The format is literally an entry for every day in the studio by the Beatles or the production staff (when mixing for final release). The entry will list the songs worked on, the number of takes or mixes, the studio, the producer and/or engineer, and then have a description or discussion of the day's work. Some descriptions/discussions aren't as enlightening as other, such as the recording of the Please Please Me album (not including the singles). The non-single songs were recorded in a day, so there really isn't a big talk about the recording of each song. :)
Later as the band takes more time to work on songs, the entries get much more interesting. Don't take this to mean that's it's a Professor lecturing the students on the art of Beatles songs. More interesting in the sense of stories, new techniques being used in the studios, changes in the songs over takes, etc. This is less a revelation into the creative process but rather a good read along with being an excellent reference of the Beatles songbook.
There are quite a few other books that cover some of the same material, at least in the sense of looking song-by-song, touching on when it was recored, and giving background on the songs.

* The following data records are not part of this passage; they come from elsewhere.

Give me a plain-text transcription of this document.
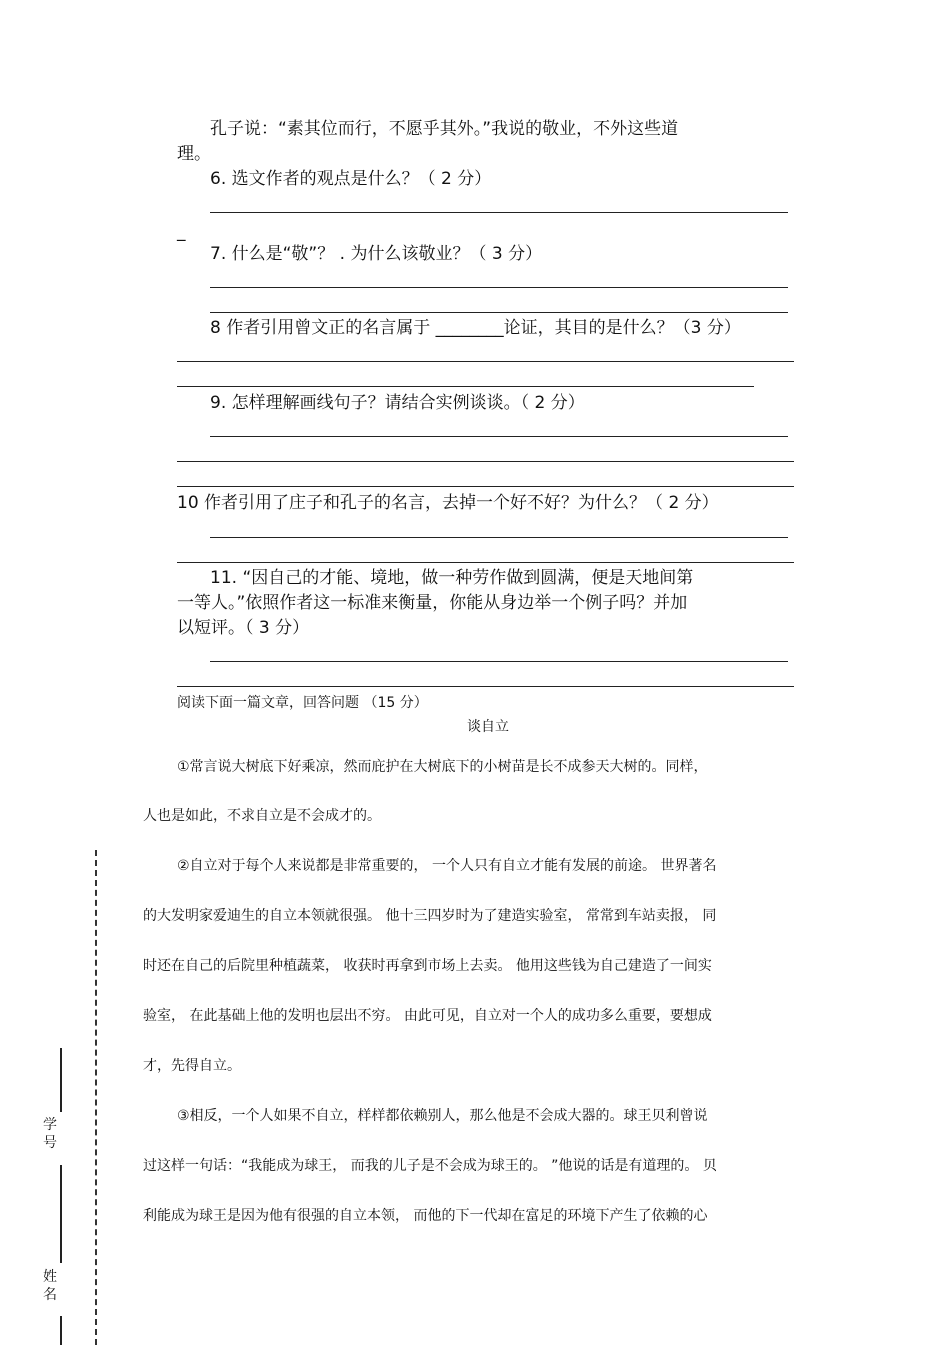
孔子说：“素其位而行，不愿乎其外。”我说的敬业，不外这些道
理。
6. 选文作者的观点是什么？（ 2 分）
_
7. 什么是“敬”？ . 为什么该敬业？（ 3 分）
8 作者引用曾文正的名言属于 ________论证，其目的是什么？（3 分）
9. 怎样理解画线句子？请结合实例谈谈。（ 2 分）
10 作者引用了庄子和孔子的名言，去掉一个好不好？为什么？（ 2 分）
11. “因自己的才能、境地，做一种劳作做到圆满，便是天地间第
一等人。”依照作者这一标准来衡量，你能从身边举一个例子吗？并加
以短评。（ 3 分）
阅读下面一篇文章，回答问题 （15 分）
谈自立
①常言说大树底下好乘凉，然而庇护在大树底下的小树苗是长不成参天大树的。同样，
人也是如此，不求自立是不会成才的。
②自立对于每个人来说都是非常重要的， 一个人只有自立才能有发展的前途。 世界著名
的大发明家爱迪生的自立本领就很强。 他十三四岁时为了建造实验室， 常常到车站卖报， 同
时还在自己的后院里种植蔬菜， 收获时再拿到市场上去卖。 他用这些钱为自己建造了一间实
验室， 在此基础上他的发明也层出不穷。 由此可见，自立对一个人的成功多么重要，要想成
才，先得自立。
③相反，一个人如果不自立，样样都依赖别人，那么他是不会成大器的。球王贝利曾说
过这样一句话：“我能成为球王， 而我的儿子是不会成为球王的。 ”他说的话是有道理的。 贝
利能成为球王是因为他有很强的自立本领， 而他的下一代却在富足的环境下产生了依赖的心
学号
姓名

The link above cites two by John C Winn, which Lewisohn himself puts over. Almost any of the ones from the 90s to the present that you see reference this as a major source. You'll see it as well all over the web on Beatle related sites. It's a really good reference addition to a Beatles Library for a Beatles Fan.
Lewisohn also wrote The Beatles Live, which attempts the same with the Beatles concert career. He came out with The Complete Beatles Chronicle which combines elements from both books. I don't have either of them, but they both come well recommended and I should be picking them up shortly. He currently is working on a mammoth three part bio of the Beatles that he will finish the final volume in 2016.